Herta Seibt de Zinser hat die Standorte der Plastiken sorgfältig und gewissenhaft ausgewählt. Der lange Zeitraum von insgesamt 15 Tagen, den sie aufgewandt hat, ist noch anders begründet. Die anfangs dargelegte Vorgehensweise, die einzelnen Teile durch ein Stecksystem miteinander zu verbinden, ermöglicht es der Künstlerin, die Präsentation der Plastiken auf unterschiedliche Aufstellungsorte jeweils ganz konkret zu beziehen. Die Reihenfolge der einzelnen Rohrelemente hält sie strikt ein.

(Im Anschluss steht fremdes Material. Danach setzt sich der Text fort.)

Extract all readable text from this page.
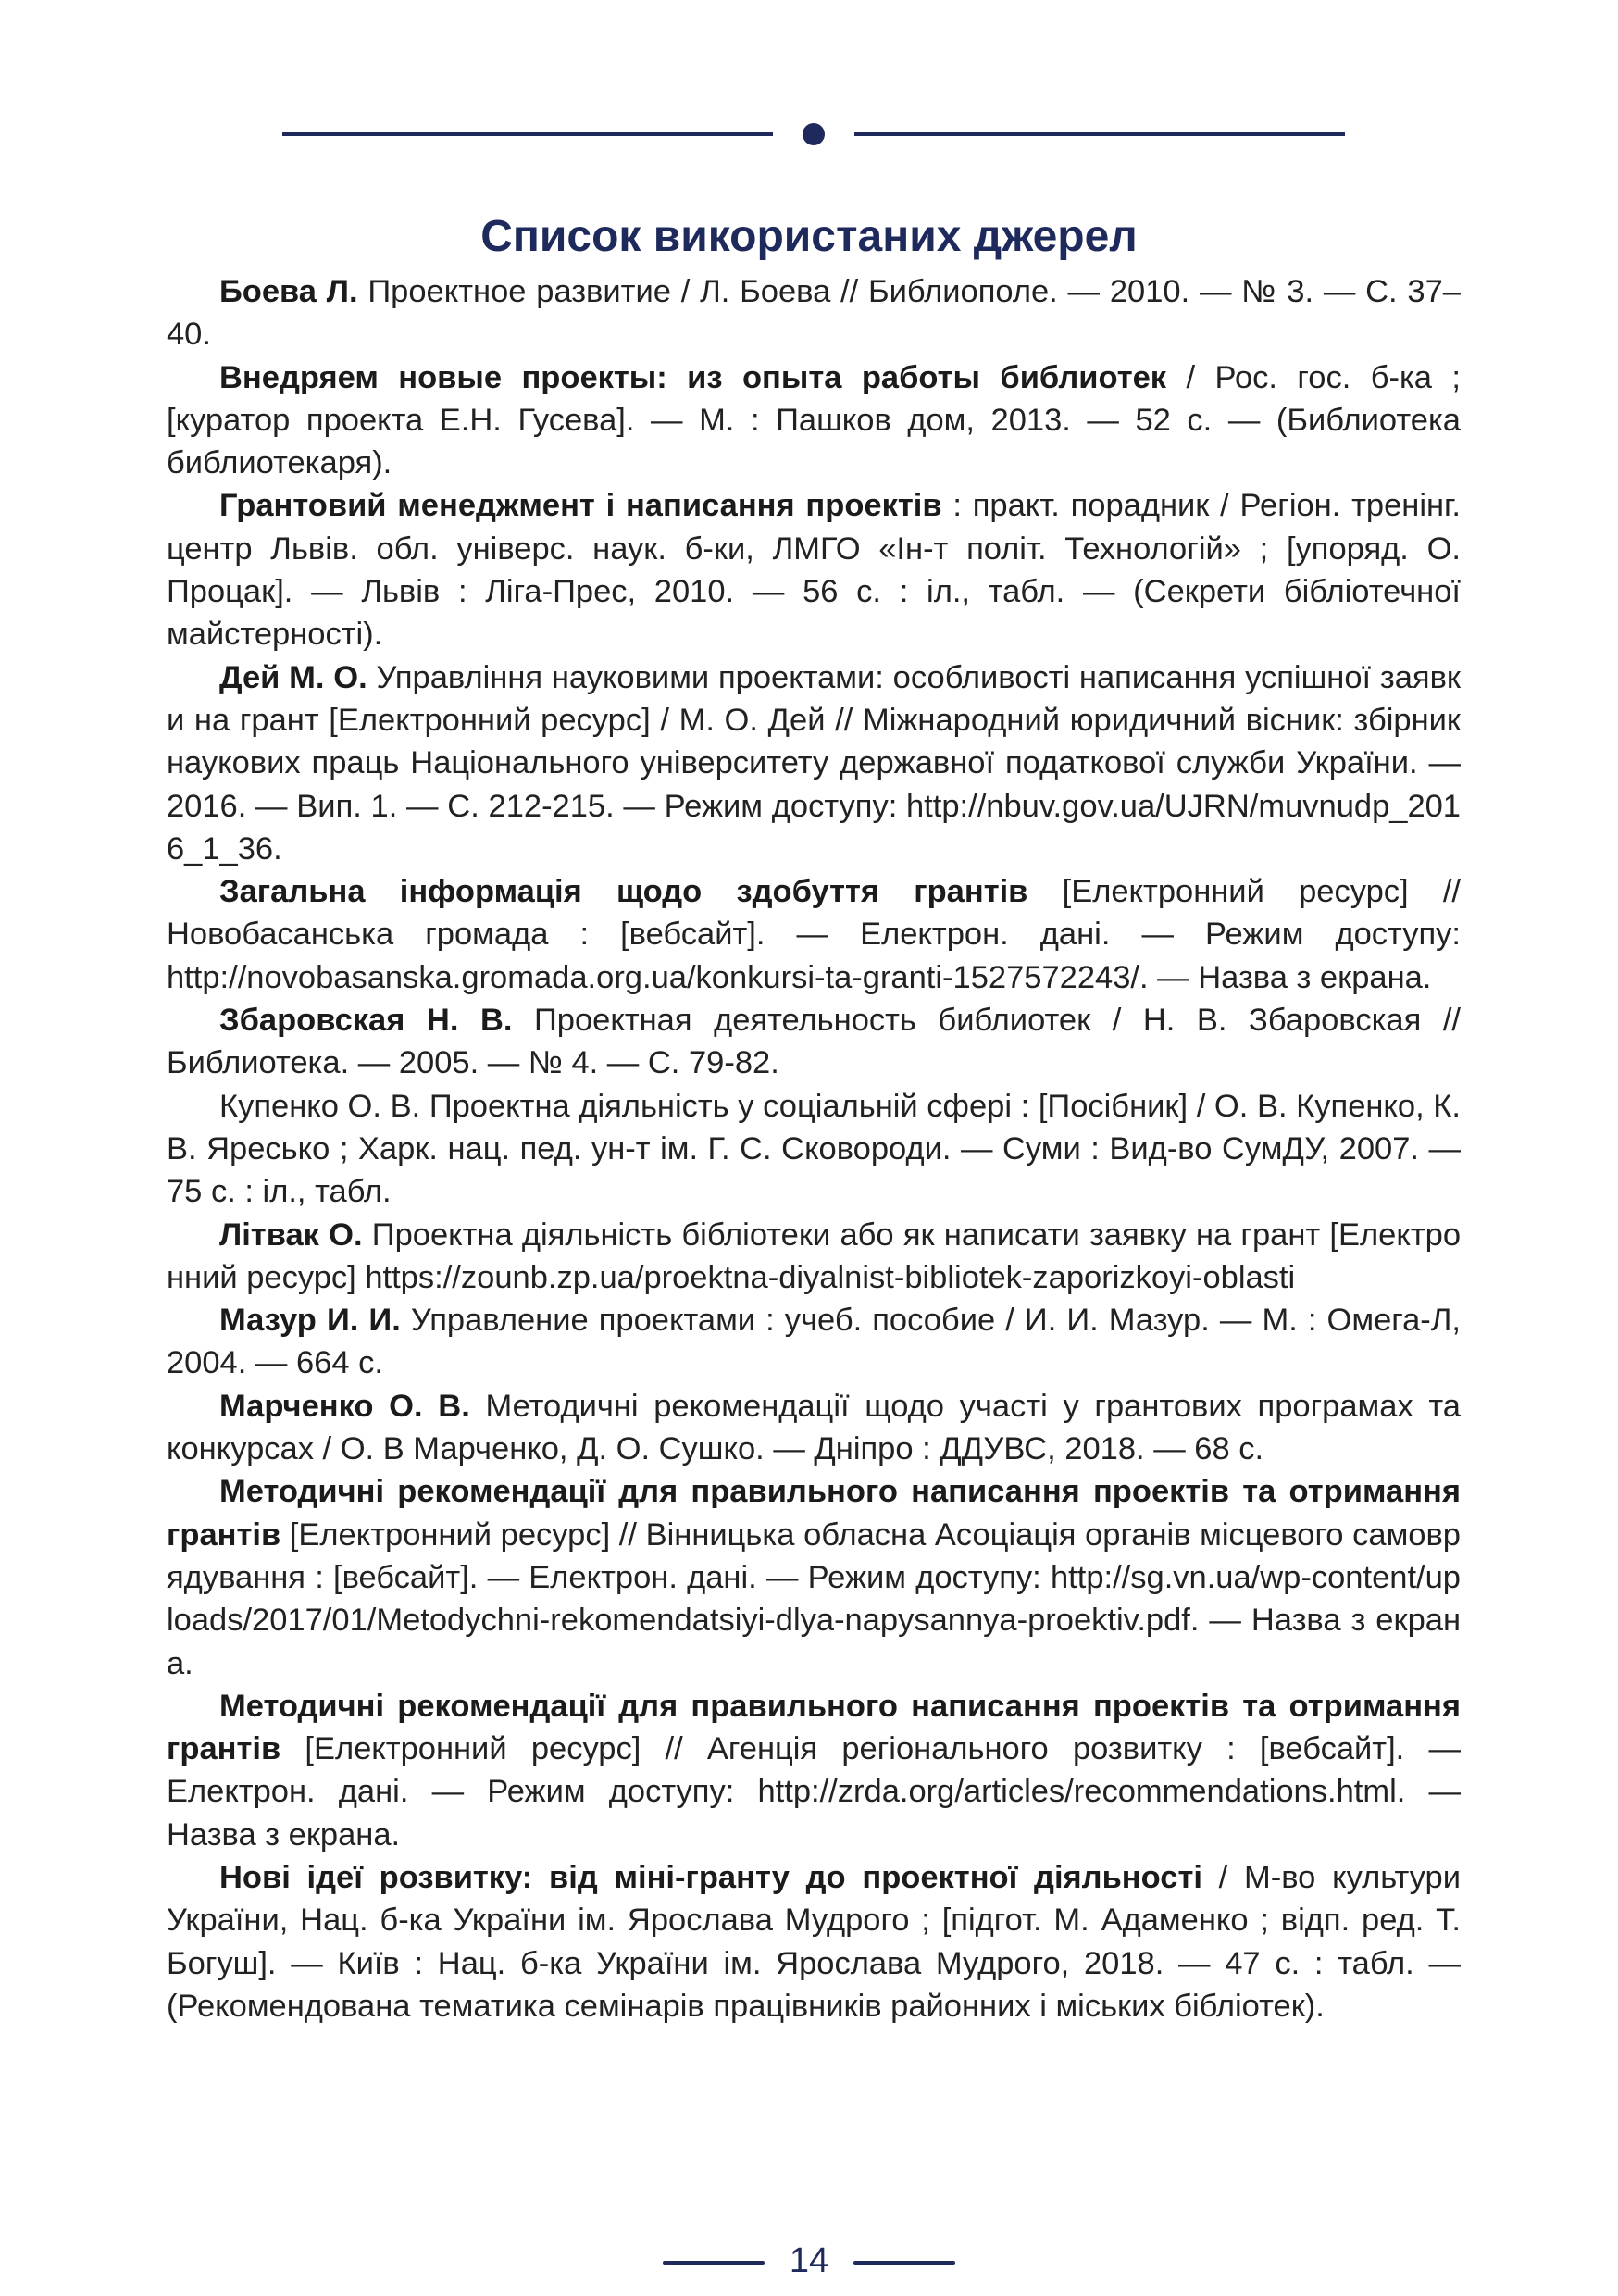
Список використаних джерел

Боева Л. Проектное развитие / Л. Боева // Библиополе. — 2010. — № 3. — С. 37–40.

Внедряем новые проекты: из опыта работы библиотек / Рос. гос. б-ка ; [куратор проекта Е.Н. Гусева]. — М. : Пашков дом, 2013. — 52 с. — (Библиотека библиотекаря).

Грантовий менеджмент і написання проектів : практ. порадник / Регіон. тренінг. центр Львів. обл. універс. наук. б-ки, ЛМГО «Ін-т політ. Технологій» ; [упоряд. О. Процак]. — Львів : Ліга-Прес, 2010. — 56 с. : іл., табл. — (Секрети бібліотечної майстерності).

Дей М. О. Управління науковими проектами: особливості написання успішної заявки на грант [Електронний ресурс] / М. О. Дей // Міжнародний юридичний вісник: збірник наукових праць Національного університету державної податкової служби України. — 2016. — Вип. 1. — С. 212-215. — Режим доступу: http://nbuv.gov.ua/UJRN/muvnudp_2016_1_36.

Загальна інформація щодо здобуття грантів [Електронний ресурс] // Новобасанська громада : [вебсайт]. — Електрон. дані. — Режим доступу: http://novobasanska.gromada.org.ua/konkursi-ta-granti-1527572243/. — Назва з екрана.

Збаровская Н. В. Проектная деятельность библиотек / Н. В. Збаровская // Библиотека. — 2005. — № 4. — С. 79-82.

Купенко О. В. Проектна діяльність у соціальній сфері : [Посібник] / О. В. Купенко, К. В. Яресько ; Харк. нац. пед. ун-т ім. Г. С. Сковороди. — Суми : Вид-во СумДУ, 2007. — 75 с. : іл., табл.

Літвак О. Проектна діяльність бібліотеки або як написати заявку на грант [Електронний ресурс] https://zounb.zp.ua/proektna-diyalnist-bibliotek-zaporizkoyi-oblasti

Мазур И. И. Управление проектами : учеб. пособие / И. И. Мазур. — М. : Омега-Л, 2004. — 664 с.

Марченко О. В. Методичні рекомендації щодо участі у грантових програмах та конкурсах / О. В Марченко, Д. О. Сушко. — Дніпро : ДДУВС, 2018. — 68 с.

Методичні рекомендації для правильного написання проектів та отримання грантів [Електронний ресурс] // Вінницька обласна Асоціація органів місцевого самоврядування : [вебсайт]. — Електрон. дані. — Режим доступу: http://sg.vn.ua/wp-content/uploads/2017/01/Metodychni-rekomendatsiyi-dlya-napysannya-proektiv.pdf. — Назва з екрана.

Методичні рекомендації для правильного написання проектів та отримання грантів [Електронний ресурс] // Агенція регіонального розвитку : [вебсайт]. — Електрон. дані. — Режим доступу: http://zrda.org/articles/recommendations.html. — Назва з екрана.

Нові ідеї розвитку: від міні-гранту до проектної діяльності / М-во культури України, Нац. б-ка України ім. Ярослава Мудрого ; [підгот. М. Адаменко ; відп. ред. Т. Богуш]. — Київ : Нац. б-ка України ім. Ярослава Мудрого, 2018. — 47 с. : табл. — (Рекомендована тематика семінарів працівників районних і міських бібліотек).

14
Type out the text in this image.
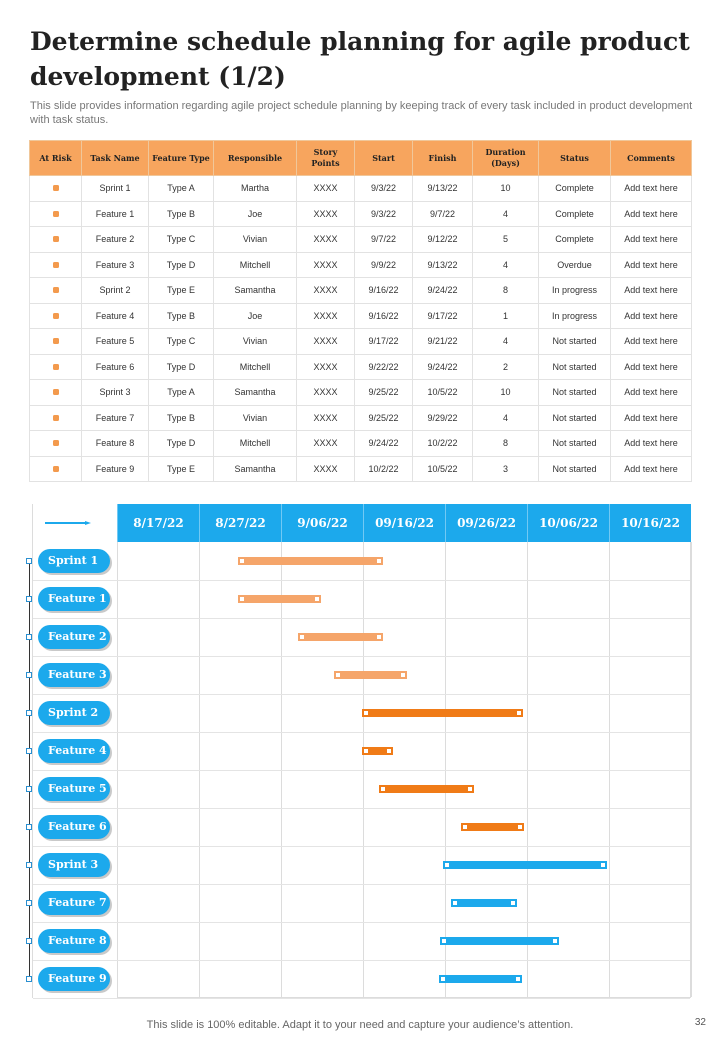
Determine schedule planning for agile product development (1/2)

This slide provides information regarding agile project schedule planning by keeping track of every task included in product development with task status.

At Risk	Task Name	Feature Type	Responsible	Story Points	Start	Finish	Duration (Days)	Status	Comments
	Sprint 1	Type A	Martha	XXXX	9/3/22	9/13/22	10	Complete	Add text here
	Feature 1	Type B	Joe	XXXX	9/3/22	9/7/22	4	Complete	Add text here
	Feature 2	Type C	Vivian	XXXX	9/7/22	9/12/22	5	Complete	Add text here
	Feature 3	Type D	Mitchell	XXXX	9/9/22	9/13/22	4	Overdue	Add text here
	Sprint 2	Type E	Samantha	XXXX	9/16/22	9/24/22	8	In progress	Add text here
	Feature 4	Type B	Joe	XXXX	9/16/22	9/17/22	1	In progress	Add text here
	Feature 5	Type C	Vivian	XXXX	9/17/22	9/21/22	4	Not started	Add text here
	Feature 6	Type D	Mitchell	XXXX	9/22/22	9/24/22	2	Not started	Add text here
	Sprint 3	Type A	Samantha	XXXX	9/25/22	10/5/22	10	Not started	Add text here
	Feature 7	Type B	Vivian	XXXX	9/25/22	9/29/22	4	Not started	Add text here
	Feature 8	Type D	Mitchell	XXXX	9/24/22	10/2/22	8	Not started	Add text here
	Feature 9	Type E	Samantha	XXXX	10/2/22	10/5/22	3	Not started	Add text here
8/17/22	8/27/22	9/06/22	09/16/22	09/26/22	10/06/22	10/16/22
Sprint 1
Feature 1
Feature 2
Feature 3
Sprint 2
Feature 4
Feature 5
Feature 6
Sprint 3
Feature 7
Feature 8
Feature 9
This slide is 100% editable. Adapt it to your need and capture your audience’s attention.	32
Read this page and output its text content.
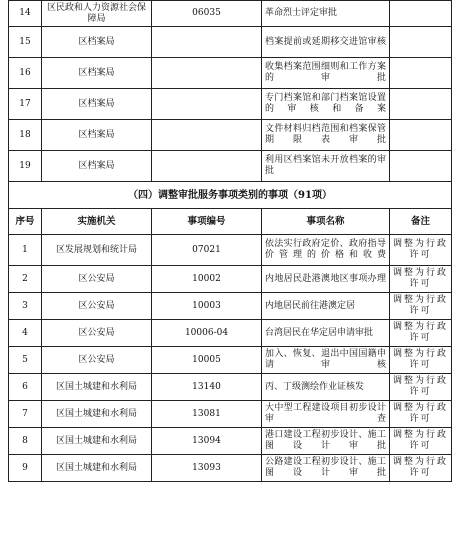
14	区民政和人力资源社会保障局	06035	革命烈士评定审批	
15	区档案局		档案提前或延期移交进馆审核	
16	区档案局		收集档案范围细则和工作方案的审批	
17	区档案局		专门档案馆和部门档案馆设置的审核和备案	
18	区档案局		文件材料归档范围和档案保管期限表审批	
19	区档案局		利用区档案馆未开放档案的审批	
（四）调整审批服务事项类别的事项（91项）				
序号	实施机关	事项编号	事项名称	备注
1	区发展规划和统计局	07021	依法实行政府定价、政府指导价管理的价格和收费	调整为行政许可
2	区公安局	10002	内地居民赴港澳地区事项办理	调整为行政许可
3	区公安局	10003	内地居民前往港澳定居	调整为行政许可
4	区公安局	10006-04	台湾居民在华定居申请审批	调整为行政许可
5	区公安局	10005	加入、恢复、退出中国国籍申请审核	调整为行政许可
6	区国土城建和水利局	13140	丙、丁级测绘作业证核发	调整为行政许可
7	区国土城建和水利局	13081	大中型工程建设项目初步设计审查	调整为行政许可
8	区国土城建和水利局	13094	港口建设工程初步设计、施工图设计审批	调整为行政许可
9	区国土城建和水利局	13093	公路建设工程初步设计、施工图设计审批	调整为行政许可
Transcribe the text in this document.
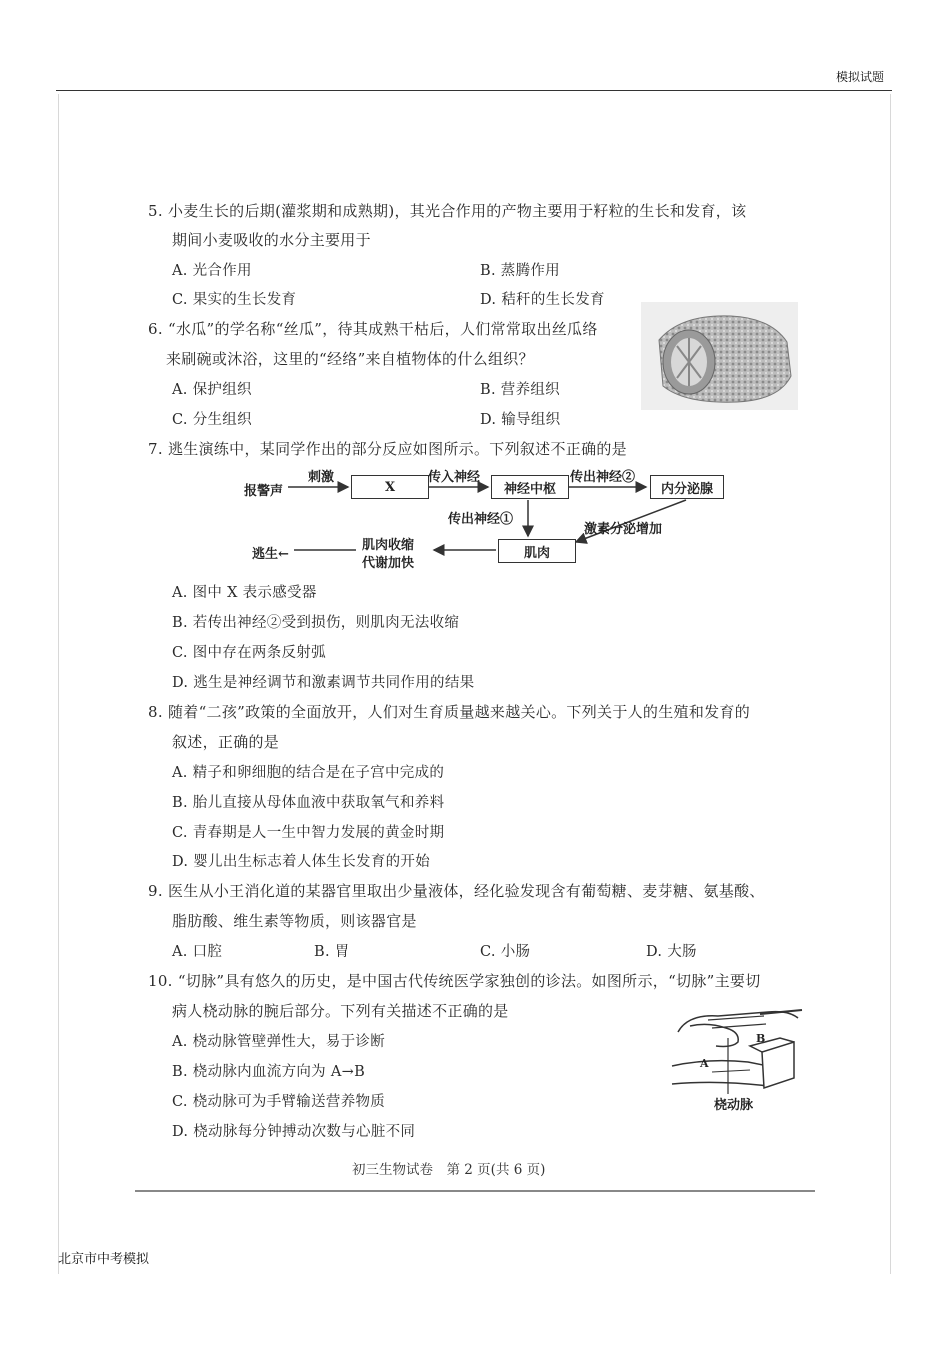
模拟试题
5. 小麦生长的后期(灌浆期和成熟期)，其光合作用的产物主要用于籽粒的生长和发育，该
期间小麦吸收的水分主要用于
A. 光合作用	B. 蒸腾作用
C. 果实的生长发育	D. 秸秆的生长发育
6. “水瓜”的学名称“丝瓜”，待其成熟干枯后，人们常常取出丝瓜络
来刷碗或沐浴，这里的“经络”来自植物体的什么组织？
A. 保护组织	B. 营养组织
C. 分生组织	D. 输导组织
7. 逃生演练中，某同学作出的部分反应如图所示。下列叙述不正确的是
报警声
刺激
X
传入神经
神经中枢
传出神经②
内分泌腺
传出神经①
激素分泌增加
肌肉
肌肉收缩
代谢加快
逃生←
A. 图中 X 表示感受器
B. 若传出神经②受到损伤，则肌肉无法收缩
C. 图中存在两条反射弧
D. 逃生是神经调节和激素调节共同作用的结果
8. 随着“二孩”政策的全面放开，人们对生育质量越来越关心。下列关于人的生殖和发育的
叙述，正确的是
A. 精子和卵细胞的结合是在子宫中完成的
B. 胎儿直接从母体血液中获取氧气和养料
C. 青春期是人一生中智力发展的黄金时期
D. 婴儿出生标志着人体生长发育的开始
9. 医生从小王消化道的某器官里取出少量液体，经化验发现含有葡萄糖、麦芽糖、氨基酸、
脂肪酸、维生素等物质，则该器官是
A. 口腔	B. 胃	C. 小肠	D. 大肠
10. “切脉”具有悠久的历史，是中国古代传统医学家独创的诊法。如图所示，“切脉”主要切
病人桡动脉的腕后部分。下列有关描述不正确的是
A. 桡动脉管壁弹性大，易于诊断
B. 桡动脉内血流方向为 A→B
C. 桡动脉可为手臂输送营养物质
D. 桡动脉每分钟搏动次数与心脏不同
A
B
桡动脉
初三生物试卷　第 2 页(共 6 页)
北京市中考模拟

Da aber die Verbindungen nicht starr sind, und die Rohrelemente sich in alle Richtungen drehen lassen, kann ein und dieselbe Plastik einmal kompakt ausfallen ein andermal offener oder gar in die Länge gezogen sein. So ist der lange Zeitraum, den Herta Seibt de Zinser für die Konzeption und Realisation der Präsentation benötigte, vor allem in dem Bemühen begründet, die Plastiken auf die jeweilige Raumsituation in dem Parkgelände zu beziehen. Dabei greift sie gelegentlich die aufstrebende Tendenz einer Baumgruppe in ihrer Plastik auf, ein andermal die sanfte Wölbung eines Hügels, dem sich die Plastik annähert. So hat sich die Bildhauerin Seibt de Zinser, die räumlich denkt und gestaltet, mit dem Ort vertraut gemacht und einen Dialog geschaffen zwischen Kunst und Natur, zwischen KunstKunst und dem Ort des Herz-Zentrums in Bad Krozingen. Es liegt jetzt an Ihnen, den Betrachtern, nicht nur mit den einzelnen Kunstwerken, sondern auch mit der Gesamtpräsentation, die von Herta Seibt de Zinser ebenfalls in einer künstlerischen Aktion gestaltet wurde, in einen persönlichen Dialog zu treten.